If in doubt forward onto us and we can advise, but also remeber if we havent told you, that you are due a refund and it sounds to good to be true...... it normallly is.
Have a great day.
|Posted on 30 May, 2018 at 5:15||comments (0)|
The Making Tax Digital pilot for self-employed businesses launched in March and in a few years’ time, this new form of tax administration will be mandatory for any individual, business or non-profit organisation that has to file a tax return, although it won’t affect pensioners, those who are solely paid through payroll/PAYE, or those who have a secondary income of less than £10,000.
Are you ready?
What is Making Tax Digital?
Making Tax Digital (MTD) is the core of HMRC’s plan to become one of the most digitally advanced tax administrations in the world.
HMRC is working with commercial software providers (rather than online ‘cloud-based’ software providers) to see how they can directly link together using Application Programming Interfaces (API). This will allow your chosen software to automatically update your tax account and submit information to HMRC.
Paper accounting and the yearly tax return will become completely obsolete as the legislation comes into force in stages.
April 2019: businesses above the VAT threshold (currently £85,000) will be required to set up a digital tax account and file returns online for VAT purposes.
2020: it’s expected that the legislation will come into force for those VAT-registered businesses with turnovers less than £85,000.
At a later date, MTD will become mandatory for anyone who files a tax return and will cover income tax too.
What are the benefits of Making Tax Digital?
The government believes that MTD will make life easier for businesses and HMRC, improving efficiency, effectiveness and ease of compliance. HMRC estimates that the behavioural impacts of Making Tax Digital will contribute over £1bn to the Exchequer by 2022 to 2023.
- The predicted benefits for businesses include:
- The ability to review all your tax information from your personal digital tax account
- Faster and simpler submission of your information to HMRC and online payment of any tax owed
- Increased accuracy and reduction of errors in reporting, meaning you’re more likely to only pay what you owe and are less likely to experience compliance checks and audits.
- A more up-to-date picture of your finances and the tax you owe
How can I sign up to the income tax pilot?
As part of the Making Tax Digital pilot, self-employed businesses can voluntarily use software to keep their business records digitally and send Income Tax updates to HM Revenue and Customs (HMRC), instead of filing a Self Assessment tax return. This means you’ll see an estimate of how much tax you might owe as you go, rather than waiting until the end of the tax year.
By signing up for the pilot scheme, you can ensure you’re ready for the transition well before MTD becomes compulsory.

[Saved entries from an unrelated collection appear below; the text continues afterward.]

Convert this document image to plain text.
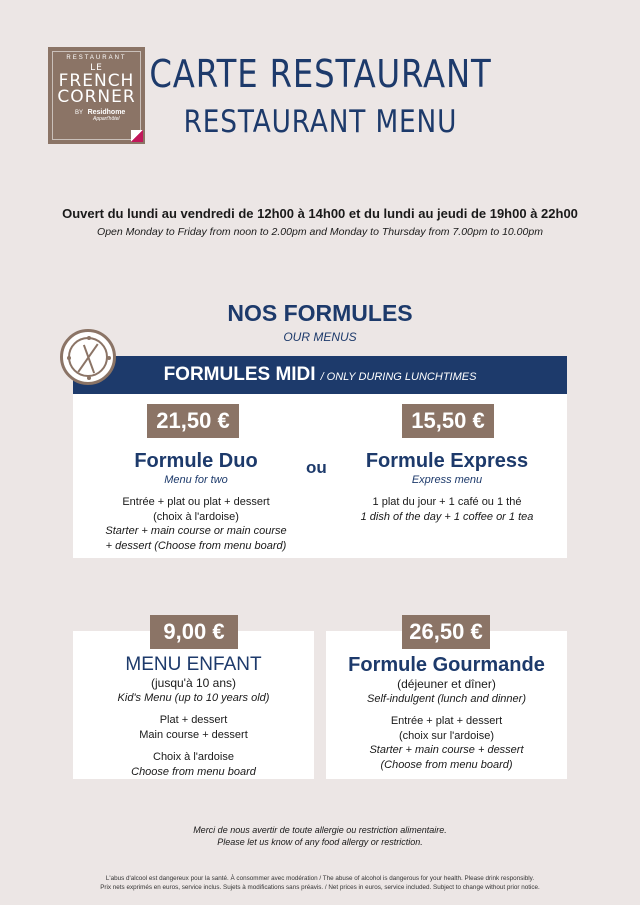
RESTAURANT
LE
FRENCH
CORNER
BY Residhome
Appart'hôtel
CARTE RESTAURANT
RESTAURANT MENU
Ouvert du lundi au vendredi de 12h00 à 14h00 et du lundi au jeudi de 19h00 à 22h00
Open Monday to Friday from noon to 2.00pm and Monday to Thursday from 7.00pm to 10.00pm
NOS FORMULES
OUR MENUS
FORMULES MIDI / ONLY DURING LUNCHTIMES
21,50 €	15,50 €
Formule Duo
Menu for two
Entrée + plat ou plat + dessert
(choix à l'ardoise)
Starter + main course or main course
+ dessert (Choose from menu board)
ou	Formule Express
Express menu
1 plat du jour + 1 café ou 1 thé
1 dish of the day + 1 coffee or 1 tea
9,00 €
MENU ENFANT
(jusqu'à 10 ans)
Kid's Menu (up to 10 years old)
Plat + dessert
Main course + dessert
Choix à l'ardoise
Choose from menu board
26,50 €
Formule Gourmande
(déjeuner et dîner)
Self-indulgent (lunch and dinner)
Entrée + plat + dessert
(choix sur l'ardoise)
Starter + main course + dessert
(Choose from menu board)
Merci de nous avertir de toute allergie ou restriction alimentaire.
Please let us know of any food allergy or restriction.
L'abus d'alcool est dangereux pour la santé. À consommer avec modération / The abuse of alcohol is dangerous for your health. Please drink responsibly.
Prix nets exprimés en euros, service inclus. Sujets à modifications sans préavis. / Net prices in euros, service included. Subject to change without prior notice.
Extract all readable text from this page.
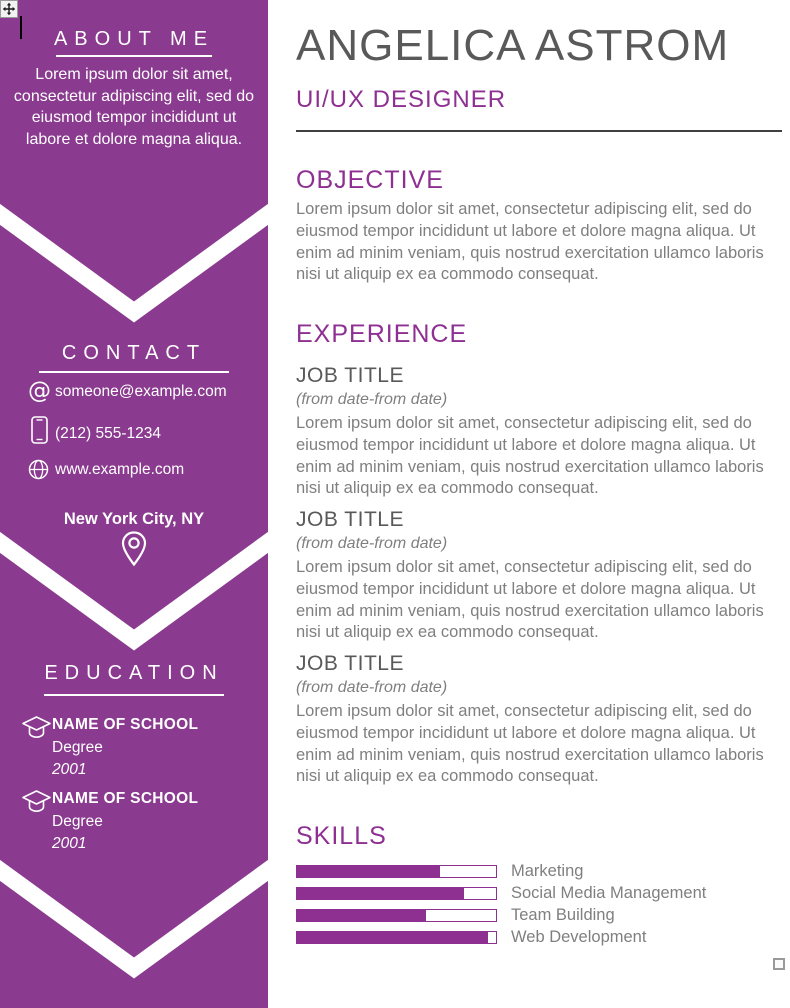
ABOUT ME
Lorem ipsum dolor sit amet, consectetur adipiscing elit, sed do eiusmod tempor incididunt ut labore et dolore magna aliqua.
CONTACT
@ someone@example.com
(212) 555-1234
www.example.com
New York City, NY
EDUCATION
NAME OF SCHOOL
Degree
2001
NAME OF SCHOOL
Degree
2001
ANGELICA ASTROM
UI/UX DESIGNER
OBJECTIVE
Lorem ipsum dolor sit amet, consectetur adipiscing elit, sed do eiusmod tempor incididunt ut labore et dolore magna aliqua. Ut enim ad minim veniam, quis nostrud exercitation ullamco laboris nisi ut aliquip ex ea commodo consequat.
EXPERIENCE
JOB TITLE
(from date-from date)
Lorem ipsum dolor sit amet, consectetur adipiscing elit, sed do eiusmod tempor incididunt ut labore et dolore magna aliqua. Ut enim ad minim veniam, quis nostrud exercitation ullamco laboris nisi ut aliquip ex ea commodo consequat.
JOB TITLE
(from date-from date)
Lorem ipsum dolor sit amet, consectetur adipiscing elit, sed do eiusmod tempor incididunt ut labore et dolore magna aliqua. Ut enim ad minim veniam, quis nostrud exercitation ullamco laboris nisi ut aliquip ex ea commodo consequat.
JOB TITLE
(from date-from date)
Lorem ipsum dolor sit amet, consectetur adipiscing elit, sed do eiusmod tempor incididunt ut labore et dolore magna aliqua. Ut enim ad minim veniam, quis nostrud exercitation ullamco laboris nisi ut aliquip ex ea commodo consequat.
SKILLS
Marketing
Social Media Management
Team Building
Web Development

HMRC advise any business whose year-end date is other than March 31 to consider using MTD systems far earlier. For example, a business whose year-end is June 30 will be required to file its VAT obligations through software for the quarter ending June 30 2019.
To join the pilot scheme, you will need to:
- Sign in to the Government Gateway using the Government Gateway user ID and password you got when you signed up to the Self Assessment online service (if you’re not already signed up to the online service, you need to do that first).
- Use software to keep your business records, recording income and expenses. Check if your software can send updates to HMRC.
- Use your software to send your income and expenses summary to HMRC quarterly (every 3 months).
- Send a final report to confirm your income and expenses at the end of your accounting year. If you need to claim allowances and reliefs, you can do this within that final report. You’ll be able to see a tax calculation for the year.
You can also choose to:
- Send an update to HMRC more often (this is handy if you want to see an up-to-date estimate of the tax you might owe)
- Pay your tax bill as you go, which may make budgeting easier
- Ask your accountant to send updates for you
Don’t ignore MTD until it becomes compulsory! Use this opportunity to learn about how it works and ensure you and/or your accountant are prepared for the change. Are you prepared?